Once I have said this, I must immediately define what an object is. I have two ways of doing this – the first is taken from linguistics, and the second from programming.
A basic sentence has a subject, verb, object structure. The subject does something to an object. The subject is active, the object passive – but both are things, only the verb is active. Buckminster Fuller, who became something of a new age guru back in the Sixties – once proclaimed that he was a verb. And that made sense at the time.
Objects in programming take more explaining – unless you were a programmer in the Eighties and Nineties, when Object-Oriented Programming (OOP) was the rage. Programming styles come and go – with no more logic than the styles in woman’s clothing. Back then, OOP was the thing - and everyone wanted to do it, whether they understood it or not.

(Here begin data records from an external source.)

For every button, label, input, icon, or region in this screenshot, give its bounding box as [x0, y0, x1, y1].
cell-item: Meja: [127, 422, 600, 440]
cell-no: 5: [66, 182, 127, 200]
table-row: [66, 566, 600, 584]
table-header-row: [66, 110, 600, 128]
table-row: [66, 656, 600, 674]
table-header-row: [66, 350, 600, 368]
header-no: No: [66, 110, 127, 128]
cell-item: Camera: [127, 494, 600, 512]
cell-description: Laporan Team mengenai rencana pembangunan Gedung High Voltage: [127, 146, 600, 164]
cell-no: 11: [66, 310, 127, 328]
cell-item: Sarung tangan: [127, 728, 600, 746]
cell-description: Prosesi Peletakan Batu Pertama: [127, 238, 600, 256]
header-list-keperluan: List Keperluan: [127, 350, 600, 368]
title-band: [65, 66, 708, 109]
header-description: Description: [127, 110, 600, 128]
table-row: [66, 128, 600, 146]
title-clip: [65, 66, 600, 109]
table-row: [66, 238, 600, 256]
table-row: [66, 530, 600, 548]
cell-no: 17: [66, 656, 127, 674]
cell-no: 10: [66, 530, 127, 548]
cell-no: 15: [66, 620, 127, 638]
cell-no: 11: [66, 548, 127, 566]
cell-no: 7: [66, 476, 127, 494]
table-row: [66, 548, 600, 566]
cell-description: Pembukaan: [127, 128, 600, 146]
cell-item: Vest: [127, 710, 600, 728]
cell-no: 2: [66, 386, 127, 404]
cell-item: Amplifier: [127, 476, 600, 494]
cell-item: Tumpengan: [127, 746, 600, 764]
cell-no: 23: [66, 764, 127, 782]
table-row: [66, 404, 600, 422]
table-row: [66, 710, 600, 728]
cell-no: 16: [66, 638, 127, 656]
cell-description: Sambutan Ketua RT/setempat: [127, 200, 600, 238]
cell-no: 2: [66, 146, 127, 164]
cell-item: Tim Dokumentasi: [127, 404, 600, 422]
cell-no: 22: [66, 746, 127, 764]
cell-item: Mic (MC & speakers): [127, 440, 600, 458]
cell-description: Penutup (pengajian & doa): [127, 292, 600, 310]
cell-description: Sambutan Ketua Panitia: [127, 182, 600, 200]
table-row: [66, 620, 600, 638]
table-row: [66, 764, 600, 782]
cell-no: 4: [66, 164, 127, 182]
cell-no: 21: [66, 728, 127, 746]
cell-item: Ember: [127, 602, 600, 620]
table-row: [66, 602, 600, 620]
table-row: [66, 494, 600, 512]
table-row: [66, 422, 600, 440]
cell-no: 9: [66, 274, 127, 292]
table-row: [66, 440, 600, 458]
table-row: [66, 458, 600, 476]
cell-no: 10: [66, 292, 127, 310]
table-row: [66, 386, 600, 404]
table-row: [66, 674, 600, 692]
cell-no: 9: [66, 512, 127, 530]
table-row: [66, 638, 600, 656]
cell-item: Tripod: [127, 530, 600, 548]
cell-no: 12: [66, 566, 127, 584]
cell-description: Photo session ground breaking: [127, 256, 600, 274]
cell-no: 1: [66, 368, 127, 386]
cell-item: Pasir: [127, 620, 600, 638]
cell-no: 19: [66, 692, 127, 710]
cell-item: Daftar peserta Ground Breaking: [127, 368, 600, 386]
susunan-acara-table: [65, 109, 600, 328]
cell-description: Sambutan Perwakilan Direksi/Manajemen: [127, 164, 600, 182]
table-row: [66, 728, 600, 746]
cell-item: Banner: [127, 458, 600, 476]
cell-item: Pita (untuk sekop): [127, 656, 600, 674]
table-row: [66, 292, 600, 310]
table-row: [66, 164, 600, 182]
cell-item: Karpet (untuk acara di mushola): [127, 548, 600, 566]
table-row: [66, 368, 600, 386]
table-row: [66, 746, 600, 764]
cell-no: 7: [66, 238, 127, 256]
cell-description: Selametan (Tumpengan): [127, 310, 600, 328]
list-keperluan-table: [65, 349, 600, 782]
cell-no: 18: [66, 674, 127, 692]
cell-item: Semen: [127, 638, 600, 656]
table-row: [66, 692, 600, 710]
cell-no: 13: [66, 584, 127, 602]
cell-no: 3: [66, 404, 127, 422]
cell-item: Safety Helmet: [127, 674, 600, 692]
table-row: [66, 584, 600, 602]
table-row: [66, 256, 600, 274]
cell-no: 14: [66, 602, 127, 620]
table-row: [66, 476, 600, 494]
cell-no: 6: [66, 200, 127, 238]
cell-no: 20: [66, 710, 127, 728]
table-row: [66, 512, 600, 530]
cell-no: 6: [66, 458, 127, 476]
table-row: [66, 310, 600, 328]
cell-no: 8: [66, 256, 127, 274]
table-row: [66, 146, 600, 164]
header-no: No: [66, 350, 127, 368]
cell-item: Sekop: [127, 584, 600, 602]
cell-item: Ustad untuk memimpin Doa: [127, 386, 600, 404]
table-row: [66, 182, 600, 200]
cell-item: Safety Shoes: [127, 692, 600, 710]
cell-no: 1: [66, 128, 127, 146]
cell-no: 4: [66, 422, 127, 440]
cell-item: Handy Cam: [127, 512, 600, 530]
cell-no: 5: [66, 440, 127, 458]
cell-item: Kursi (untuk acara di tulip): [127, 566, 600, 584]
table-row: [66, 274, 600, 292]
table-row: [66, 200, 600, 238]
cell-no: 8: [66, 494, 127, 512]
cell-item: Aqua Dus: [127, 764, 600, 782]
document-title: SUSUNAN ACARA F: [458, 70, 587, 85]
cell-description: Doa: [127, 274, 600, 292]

Someone should do some in-depth psychoanalysis of this sometime, and figure out what was really going on. But that won’t be done because we were all swept up into something bigger – the boom of the last decade of the last century and the bust of first decade of this one. This has all kinds of names (such as the Dotcom Boom) – but at the time we called it mostly the Internet Boom.
At the time, we felt that the Internet was so powerful it had created a New Economy where everyone would get rich automatically. And part of this, somehow was OOP, There was also Java – which took the programming world by storm. Which incorporated both OOP and the Internet.
This was too much for me – and in 2001 I retired and moved to Costa Rica. I still keep in touch with what is going on in the Software world. And right now I am re-thinking the significance of objects. And realizing that it they were a significant part of what was going on in the 19th and 20th Centuries.
The Industrial Revolution (and there were several of them) were processes in which machines became more and more important. And people became less and less important. And the most important part of this change was our growing inability to understand this.
We were fast becoming objects – things. We no longer existed as humans.
As humans, we were animals – with an important difference. And we were fully aware of this difference – at least in our better moments. But we were losing this awareness.
I will never forget my mother screaming “I’m not an animal!” And indeed she was not. She was a strange being we had no words for – but she acted like a demon.
For the time being, I want to call these people objects – but I also want to note that they are demons. And to be fair, I have to put myself right among them.
Now I must say more about being an object. It is similar to being a machine – but with important differences. It can be programmed – and it can use this programming to interact with other objects. It has no mind of its own – no existence of its own. If it did, it would be destroyed.
The overall structure is familiar enough – a machine. But a machine with programmable components.
Is this anything new? No, it is not terribly new, societies have been acting like machines for a long time. Human machines built the pyramids.
But it is different in a subtle way – the components (objects) are more flexible, and they expect (even want) to be changed frequently. They do not want to have a permanent identity – as people do in more traditional societies.
A cynic will observe that if you peel away all this surface craziness – there are still humans underneath this. And their basic functioning (the reproductive urge, for example) has not changed. Perhaps, but one can also observe that things like the sex drive have also been profoundly altered – and sex objects are common.
We may not have become objects entirely – but we are close to it.
The Global Power Structure That Has No Power
The power I am referring to is the power to motivate people. Whether we like it or not – people power is still where it’s at. If it’s not there – we haven’t got it.
You have heard of Globalization – which is supposed to be the next big thing. But I am here to tell you that this next big thing is nothing. Literally. I could go into a long dissertation about something and nothing here – and I am listening to a book right now called Why is there something instead of nothing? that does just that. But I will spare you.
Let me start again. The world (the human world, that is) for the last three hundred years or so has been obsessed with making money. But we (and especially the young) are no longer much interested this. It doesn’t turn us on any more. And if it doesn’t interest us – it is going nowhere.
Let me put this yet another way. We all know about booms and busts. Everybody gets excited about something (it gets hot) then they lose interest in it – and it gets cold. These cycles (what used to be called the Business Cycle) used to take years. Now they are lucky to last for a day.
This indicates, to me, that they no longer have any substance. There is nothing behind them.
People still want money as much as before – but they no longer want to work for it. They will steal whatever they can lay their hands on (legally) but will only pretend to be working. And this applies to companies, as well as individuals. Everybody. You don’t have to be a genius to see where this leads to.
I have been speaking so far about motivation – or the lack thereof. And I continue to believe this is the most fundamental problem.
But this can also be seen in more concrete ways – we are running out of gas (oil). All the development of the last three hundred years or so was fueled by fossil fuels. Energy reserves left over, by accident, from millions of years of plant life.
And climate change is fast upon us. We can deny it all we want – but it is a fact.